First released in 1964, the Mary Poppins original motion picture soundtrack featured 14 original songs by legendary Disney songwriters and composers Richard and Robert Sherman. The soundtrack was the #1 album for 14 consecutive weeks in 1965, maintaining the #1 position that year longer than the Beatles (Beatles' 65, Beatles VI, and the Help! soundtrack), Elvis Presley (Roustabout soundtrack), The Rolling Stones (Out of Our Heads) and The Sound of Music soundtrack. The Mary Poppins film garnered 13 Academy Award nominations and won five Oscars , two of which the Sherman brothers received for "Chim Chim Cher-ee" and the film's original musical score.
Showcasing the musical talents of Oscar-winning legend Julie Andrews (Mary Poppins), beloved actor-comedian Dick Van Dyke (Bert), British comedian David Tomlinson (Mr. Banks) and the Sherman brothers, the second disc revisits five unforgettable favorites including "Supercalifragilisticexpialidocious," "Chim Chim Cher-ee," "A Spoonful of Sugar" and "Feed The Birds." Also included are four previously unreleased pre-demo recordings performed by the Sherman brothers: "The Pearly Song [Supercalifragilisticexpialidocious]," "Chim Chim Cher-ee," "Tuppence a Bag [Feed the Birds (Tuppence a Bag)]" and "Let's Go Fly a Kite."
Richard Sherman added, "Walt loved that song, 'Feed the Birds.' He knew that was the keynote of what we had in 'Mary Poppins,' the message that it doesn't take much to give love. And that's what Bob and I were saying without saying it in those words. It doesn't cost much to buy a bag of bread crumbs. We had touched Walt with this very spiritual note. Every once in a while, he would call us up and say play that. He didn't even have to say, "Feed the Birds.' He would say play it and we would go to his office and play it for him."
About "Saving Mr. Banks"
Two-time Academy Awardwinner Emma Thompson and fellow double Oscar-winner Tom Hanks topline Disney's "Saving Mr. Banks," inspired by the extraordinary, untold backstory of how Disney's classic "Mary Poppins" made it to the screen.
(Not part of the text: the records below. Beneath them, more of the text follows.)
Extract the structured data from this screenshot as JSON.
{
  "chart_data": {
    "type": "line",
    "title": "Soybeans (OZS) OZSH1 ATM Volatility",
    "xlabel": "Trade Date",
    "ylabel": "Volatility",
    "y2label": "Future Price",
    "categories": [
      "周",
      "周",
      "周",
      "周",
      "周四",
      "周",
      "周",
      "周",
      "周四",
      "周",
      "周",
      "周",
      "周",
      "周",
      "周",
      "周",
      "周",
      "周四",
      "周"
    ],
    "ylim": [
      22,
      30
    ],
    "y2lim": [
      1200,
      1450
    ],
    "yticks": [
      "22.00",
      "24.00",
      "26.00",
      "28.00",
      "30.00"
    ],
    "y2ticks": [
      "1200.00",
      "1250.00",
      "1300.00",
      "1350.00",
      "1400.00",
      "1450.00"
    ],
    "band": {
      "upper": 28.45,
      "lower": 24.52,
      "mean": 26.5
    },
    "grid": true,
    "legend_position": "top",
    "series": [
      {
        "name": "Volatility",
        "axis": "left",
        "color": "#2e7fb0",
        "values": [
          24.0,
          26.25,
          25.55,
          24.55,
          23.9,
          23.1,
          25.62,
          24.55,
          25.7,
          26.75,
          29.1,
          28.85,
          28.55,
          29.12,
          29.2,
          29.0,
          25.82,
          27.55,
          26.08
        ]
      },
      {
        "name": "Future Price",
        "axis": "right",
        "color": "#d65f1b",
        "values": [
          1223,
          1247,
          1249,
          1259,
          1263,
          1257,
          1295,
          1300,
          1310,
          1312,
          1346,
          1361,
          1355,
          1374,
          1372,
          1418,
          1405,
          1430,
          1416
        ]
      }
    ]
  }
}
When Walt Disney's daughters begged him to make a movie of their favorite book, P.L. Travers' "Mary Poppins," he made them a promiseone that he didn't realize would take 20 years to keep. In his quest to obtain the rights, Walt comes up against a curmudgeonly, uncompromising writer who has absolutely no intention of letting her beloved magical nanny get mauled by the Hollywood machine. But, as the books stop selling and money grows short, Travers reluctantly agrees to go to Los Angeles to hear Disney's plans for the adaptation.
For those two short weeks in 1961, Walt Disney pulls out all the stops. Armed with imaginative storyboards and chirpy songs from the talented Sherman brothers, Walt launches an all-out onslaught on P.L. Travers, but the prickly author doesn't budge. He soon begins to watch helplessly as Travers becomes increasingly immovable and the rights begin to move further away from his grasp.